The lack of safe drinking water is one of the most pressing challenges we face in the road towards creating inclusive social development. Although there are governments, NGOs, companies, universities, and citizens, carrying out water supply and water management projects, in a world where 750 million people still lack access to it, we can’t expect the solution to come just from one sector.

To promote multilateral partnerships and debate a little about it, The Coca-Cola Company and World Wildlife Fund (WWF), two partners that have been dancing together for a long time, organized the session ‘’Field-to-Boardroom: Uniting Boots and Suits Towards Meaningful Collective Action’’ in the Citizens Forum of the World Water Forum in Gyeongbuk, South Korea. The distinguished boots and suits invited to share their views were Karin Krchnak and Mark Briggs (WWF-US), Greg Koch (The Coca-Cola Company), Aaron Salzberg (U.S. Department of State), Tien Shiao (H&M), Kusum Athukorala (NetWwater), Eugenio Barrios (WWF-Mexico) and Sergio Marines (Profauna). A rich dialogue about challenges, expectations and stories about partnerships compelled me to have the following thoughts after the session:

High levels of maturity in partnerships have to do with evolving the leitmotiv, or theme, the reason why we do it in the first place. We may start a partnership on the premise that to achieve our goals we need what the other organizations bring to the table, but it should then transition into having faith that working together is the only way to solve the water access and management problems. In other words, turning the “I can’t do it just myself” into an “I don’t want to do it just myself.” 

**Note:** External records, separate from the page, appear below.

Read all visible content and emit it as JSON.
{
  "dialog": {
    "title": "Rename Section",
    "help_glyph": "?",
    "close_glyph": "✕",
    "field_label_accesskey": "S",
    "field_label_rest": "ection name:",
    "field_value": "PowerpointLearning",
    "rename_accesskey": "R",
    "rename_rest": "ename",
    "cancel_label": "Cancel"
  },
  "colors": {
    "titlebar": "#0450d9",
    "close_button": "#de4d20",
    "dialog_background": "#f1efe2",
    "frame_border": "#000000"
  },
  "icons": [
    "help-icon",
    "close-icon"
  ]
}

Another challenge is wearing ‘suits with suits’ and ‘boots with boots’. The joined work between organizations from different sectors is becoming more common, as we recognize our partner as a valuable (and different) stakeholder in the project we want to carry out. But what about partnering with those usually considered our “competitors”? Rival companies working together, strong NGOs related to water or governments from different ideologies in the same project… that’s a powerful message that indicates solutions to water issues being beyond any difference we may have.

As said many times in the session, a multilateral partnership doesn’t happen overnight. It takes a lot of time, patience, commitment and hard work. But more importantly, the belief that it’s the way to ensure long term sustainability, accuracy and legitimacy in the results. The combination of the on-the-ground knowledge provided from an NGO along with the resources, networks, strategies that a corporation can offer from the office level, increases the impact of any water project. However, the languages spoken in the field and in the office are different, and sometimes the only way of learning esperanto – a common language – is by experiencing the other side: take the CEO to the rural community, and the community leader to the boardroom.

I face that challenge every day. I’m a boot that sometimes has to wear a suit, as the program I coordinate, SedCero: Water for the Gran Chaco, seeks to scale up the safe water access projects in the Gran Chaco region through collaborative work. The project work is located in parts of Argentina, Bolivia, Paraguay and a small portion of Brazil, and is one of the largest biomes of South America where 2 million people lack access to water. At SedCero, we believe that organizations developing water projects should act jointly, and so we connect them. We believe that every institution and citizen, no matter what they do, can contribute to the cause, and so we help them find the way to get involved. We believe the influence in water public policy to promote socio-productive development models and social inclusion related to water is fundamental, and so we partner with governments and analyze legislation. It’s not the easy way, but in a year-and-a-half we’ve started 18 projects that will benefit around 2,500 families. Apparently, it works.

A partnership in a water project is much more than just accomplishing results. It’s a transforming experience that broadens the boundaries of what we think is possible. It allows us to understand the complexity of one of the most pressing problems in today’s world: the lack of water supply and sanitation, and the mismanagement of water resources.

After all, fashion is about expressing our true self, so then why not set a new trend: wearing suits with boots?

Antonella Vagliente is a Global Shaper in the Córdoba Hub. She is also vice president of the World Youth Parliament for Water.